Mexico to experiment with tourist police

Between the country’s economic woes, and the swine flu hysteria, Mexico’s tourist industry has had more lows than highs this year.

Officials have attempted several novel methods to promote tourism such as Mexico City offering visitors free health insurance. With crime being such a major problem in the border state of Baja California, authorities want to ensure a steady stream of gringo tourists to areas like Tijuana. Thus, plans for a tourist police force:

Officials from the Baja California cities of Tijuana, Ensenada and Rosarito gathered earlier this week to announce the creation of the task force, which will be made up of bilingual officers and which will be designed primarily to serve Americans…

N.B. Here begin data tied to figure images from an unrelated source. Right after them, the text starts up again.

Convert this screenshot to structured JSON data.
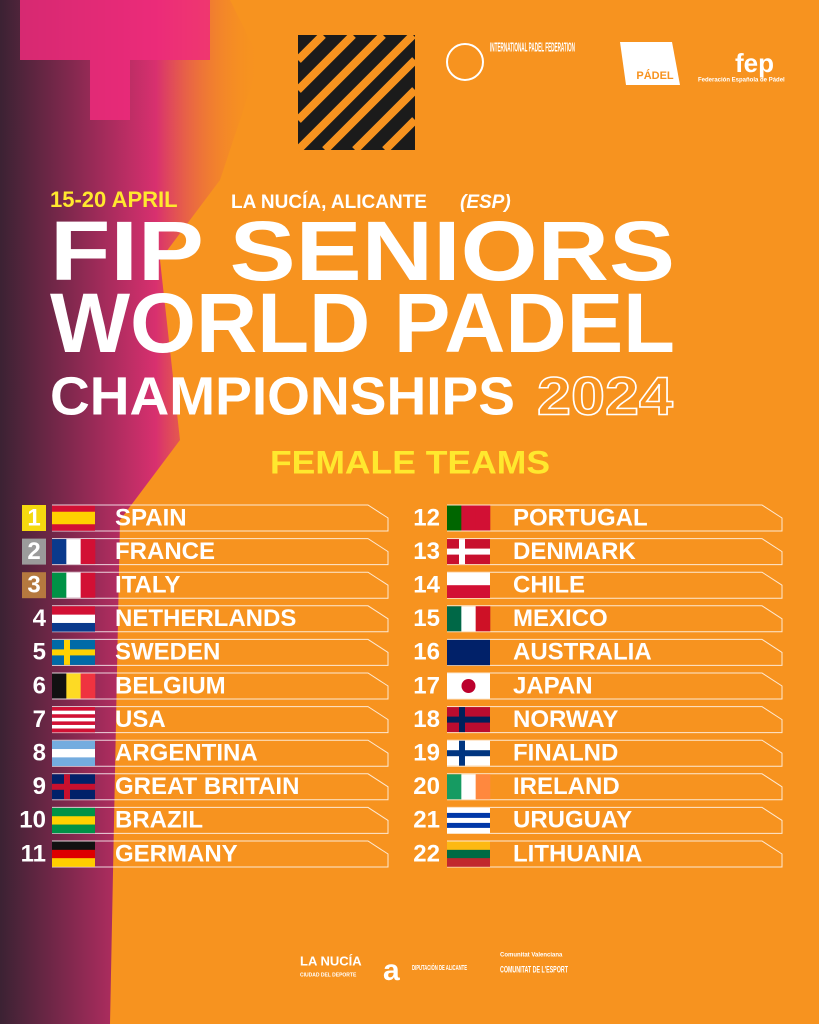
{
  "header": {
    "ipf": "INTERNATIONAL PADEL FEDERATION",
    "padel": "PÁDEL",
    "fep": "fep",
    "fep_sub": "Federación Española de Pádel"
  },
  "event": {
    "dates": "15-20 APRIL",
    "location": "LA NUCÍA, ALICANTE",
    "country": "(ESP)"
  },
  "title": {
    "line1": "FIP SENIORS",
    "line2": "WORLD PADEL",
    "line3": "CHAMPIONSHIPS",
    "year": "2024"
  },
  "subtitle": "FEMALE TEAMS",
  "rankings": [
    {
      "rank": 1,
      "country": "SPAIN"
    },
    {
      "rank": 2,
      "country": "FRANCE"
    },
    {
      "rank": 3,
      "country": "ITALY"
    },
    {
      "rank": 4,
      "country": "NETHERLANDS"
    },
    {
      "rank": 5,
      "country": "SWEDEN"
    },
    {
      "rank": 6,
      "country": "BELGIUM"
    },
    {
      "rank": 7,
      "country": "USA"
    },
    {
      "rank": 8,
      "country": "ARGENTINA"
    },
    {
      "rank": 9,
      "country": "GREAT BRITAIN"
    },
    {
      "rank": 10,
      "country": "BRAZIL"
    },
    {
      "rank": 11,
      "country": "GERMANY"
    },
    {
      "rank": 12,
      "country": "PORTUGAL"
    },
    {
      "rank": 13,
      "country": "DENMARK"
    },
    {
      "rank": 14,
      "country": "CHILE"
    },
    {
      "rank": 15,
      "country": "MEXICO"
    },
    {
      "rank": 16,
      "country": "AUSTRALIA"
    },
    {
      "rank": 17,
      "country": "JAPAN"
    },
    {
      "rank": 18,
      "country": "NORWAY"
    },
    {
      "rank": 19,
      "country": "FINALND"
    },
    {
      "rank": 20,
      "country": "IRELAND"
    },
    {
      "rank": 21,
      "country": "URUGUAY"
    },
    {
      "rank": 22,
      "country": "LITHUANIA"
    }
  ],
  "footer": {
    "nucia": "LA NUCÍA",
    "nucia_sub": "CIUDAD DEL DEPORTE",
    "diputacion": "DIPUTACIÓN DE ALICANTE",
    "cv": "Comunitat Valenciana",
    "esport": "COMUNITAT DE L'ESPORT"
  }
}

City officials in San Diego, California, said the city's police force would extend help in ways that Mexican officials deemed necessary in getting the task force up and running, including training the officers…

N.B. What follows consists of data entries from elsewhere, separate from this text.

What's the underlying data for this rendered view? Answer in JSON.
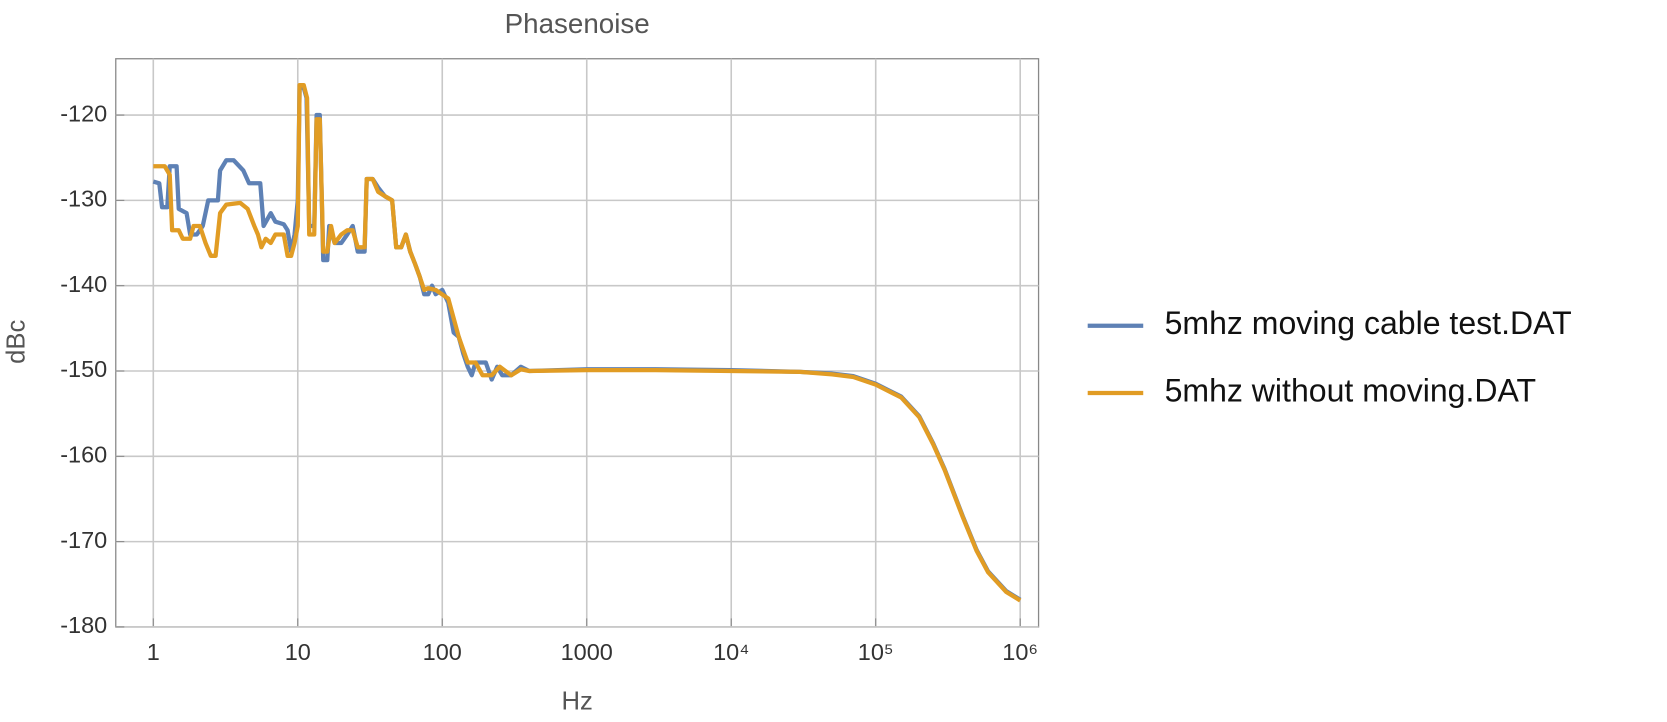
{
  "chart_data": {
    "type": "line",
    "title": "Phasenoise",
    "x_label": "Hz",
    "y_label": "dBc",
    "xscale": "log",
    "grid": true,
    "legend": "right",
    "xlim": [
      0.55,
      1340000
    ],
    "ylim": [
      -180,
      -113.4
    ],
    "xticks": [
      1,
      10,
      100,
      1000,
      {
        "value": 10000,
        "label": "10⁴"
      },
      {
        "value": 100000,
        "label": "10⁵"
      },
      {
        "value": 1000000,
        "label": "10⁶"
      }
    ],
    "yticks": [
      -180,
      -170,
      -160,
      -150,
      -140,
      -130,
      -120
    ],
    "series": [
      {
        "name": "5mhz moving cable test.DAT",
        "color": "#5e81b5",
        "x": [
          1,
          1.1,
          1.15,
          1.25,
          1.3,
          1.45,
          1.5,
          1.7,
          1.8,
          2.0,
          2.2,
          2.4,
          2.8,
          2.9,
          3.2,
          3.6,
          4.2,
          4.6,
          5.5,
          5.8,
          6.5,
          7,
          8,
          8.5,
          9,
          9.5,
          10,
          10.3,
          11,
          11.5,
          12,
          13,
          13.5,
          14.2,
          15,
          16,
          16.5,
          18,
          20,
          22,
          24,
          26,
          29,
          30,
          33,
          36,
          40,
          45,
          48,
          52,
          56,
          60,
          65,
          70,
          75,
          80,
          85,
          90,
          100,
          110,
          120,
          130,
          140,
          150,
          160,
          170,
          200,
          220,
          240,
          260,
          300,
          350,
          400,
          1000,
          3000,
          10000,
          30000,
          50000,
          70000,
          100000,
          150000,
          200000,
          250000,
          300000,
          400000,
          500000,
          600000,
          800000,
          1000000
        ],
        "values": [
          -127.8,
          -128,
          -130.8,
          -130.8,
          -126,
          -126,
          -131,
          -131.5,
          -134,
          -134,
          -133,
          -130,
          -130,
          -126.5,
          -125.3,
          -125.3,
          -126.5,
          -128,
          -128,
          -133,
          -131.5,
          -132.5,
          -132.8,
          -133.5,
          -136,
          -134,
          -130,
          -116.8,
          -116.8,
          -118,
          -133,
          -133,
          -120,
          -120,
          -137,
          -137,
          -133,
          -135,
          -135,
          -134,
          -133,
          -136,
          -136,
          -127.5,
          -127.5,
          -128.5,
          -129.5,
          -130,
          -135.5,
          -135.5,
          -134,
          -136,
          -137.5,
          -139,
          -141,
          -141,
          -140,
          -141,
          -140.5,
          -142,
          -145.5,
          -146,
          -148,
          -149.5,
          -150.5,
          -149,
          -149,
          -151,
          -149.5,
          -150.5,
          -150.5,
          -149.5,
          -150,
          -149.8,
          -149.8,
          -149.9,
          -150.1,
          -150.3,
          -150.6,
          -151.5,
          -153,
          -155.3,
          -158.5,
          -161.5,
          -167,
          -171,
          -173.5,
          -175.8,
          -176.8
        ]
      },
      {
        "name": "5mhz without moving.DAT",
        "color": "#e19c24",
        "x": [
          1,
          1.2,
          1.3,
          1.35,
          1.5,
          1.6,
          1.8,
          1.9,
          2.1,
          2.3,
          2.5,
          2.7,
          2.9,
          3.2,
          4,
          4.5,
          5,
          5.3,
          5.6,
          6,
          6.5,
          7,
          8,
          8.5,
          9,
          9.5,
          10,
          10.3,
          11,
          11.6,
          12,
          13,
          13.5,
          14.2,
          15,
          16,
          17,
          18,
          20,
          22,
          24,
          26,
          29,
          30,
          33,
          36,
          40,
          45,
          48,
          52,
          56,
          60,
          65,
          70,
          75,
          80,
          90,
          110,
          130,
          150,
          170,
          190,
          220,
          250,
          300,
          350,
          400,
          1000,
          3000,
          10000,
          30000,
          50000,
          70000,
          100000,
          150000,
          200000,
          250000,
          300000,
          400000,
          500000,
          600000,
          800000,
          1000000
        ],
        "values": [
          -126,
          -126,
          -127,
          -133.5,
          -133.5,
          -134.5,
          -134.5,
          -133,
          -133,
          -135,
          -136.5,
          -136.5,
          -131.5,
          -130.5,
          -130.3,
          -131,
          -133,
          -134,
          -135.5,
          -134.5,
          -135,
          -134,
          -134,
          -136.5,
          -136.5,
          -135,
          -133,
          -116.5,
          -116.5,
          -118,
          -134,
          -134,
          -120.5,
          -120.5,
          -136,
          -136,
          -133,
          -135,
          -134,
          -133.5,
          -133.5,
          -135.5,
          -135.5,
          -127.5,
          -127.5,
          -129,
          -129.5,
          -130,
          -135.5,
          -135.5,
          -134,
          -136,
          -137.5,
          -139,
          -140.5,
          -140.3,
          -140.5,
          -141.5,
          -146,
          -149,
          -149,
          -150.5,
          -150.5,
          -149.5,
          -150.5,
          -149.8,
          -150,
          -149.9,
          -149.9,
          -150,
          -150.1,
          -150.4,
          -150.7,
          -151.6,
          -153.1,
          -155.4,
          -158.6,
          -161.6,
          -167.1,
          -171.1,
          -173.6,
          -175.9,
          -176.9
        ]
      }
    ]
  }
}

American travelers, who represented 80 percent of the country's booming $13 billion travel industry last year, are a critical part of Mexico's economy. In 2008, more than 18 million Americans visited the country, according to the Mexico Tourism Board.
What do you think? Good idea or a silly solution?

Image- Los Angeles Times (“A Mexican soldier, top, stands guard on the streets of Tijuana.”)
Online Sources- CNN, Latin Business Chronicle, The Latin Americanist

1 comment:

  1. Actually, it goes back to Benito Juarez, who put the Rurales into "colorful" uniforms to assure the gringos... Several cities (including Mexico City, Zacatecas, Chihuahua) have had "tourist police" for several years now.

    Putting officers who can speak and understand foreign languages in areas where there are a lot of foreigners (and who are capable of dealing with the typical problems foreigners encounter) isn't that radical an idea.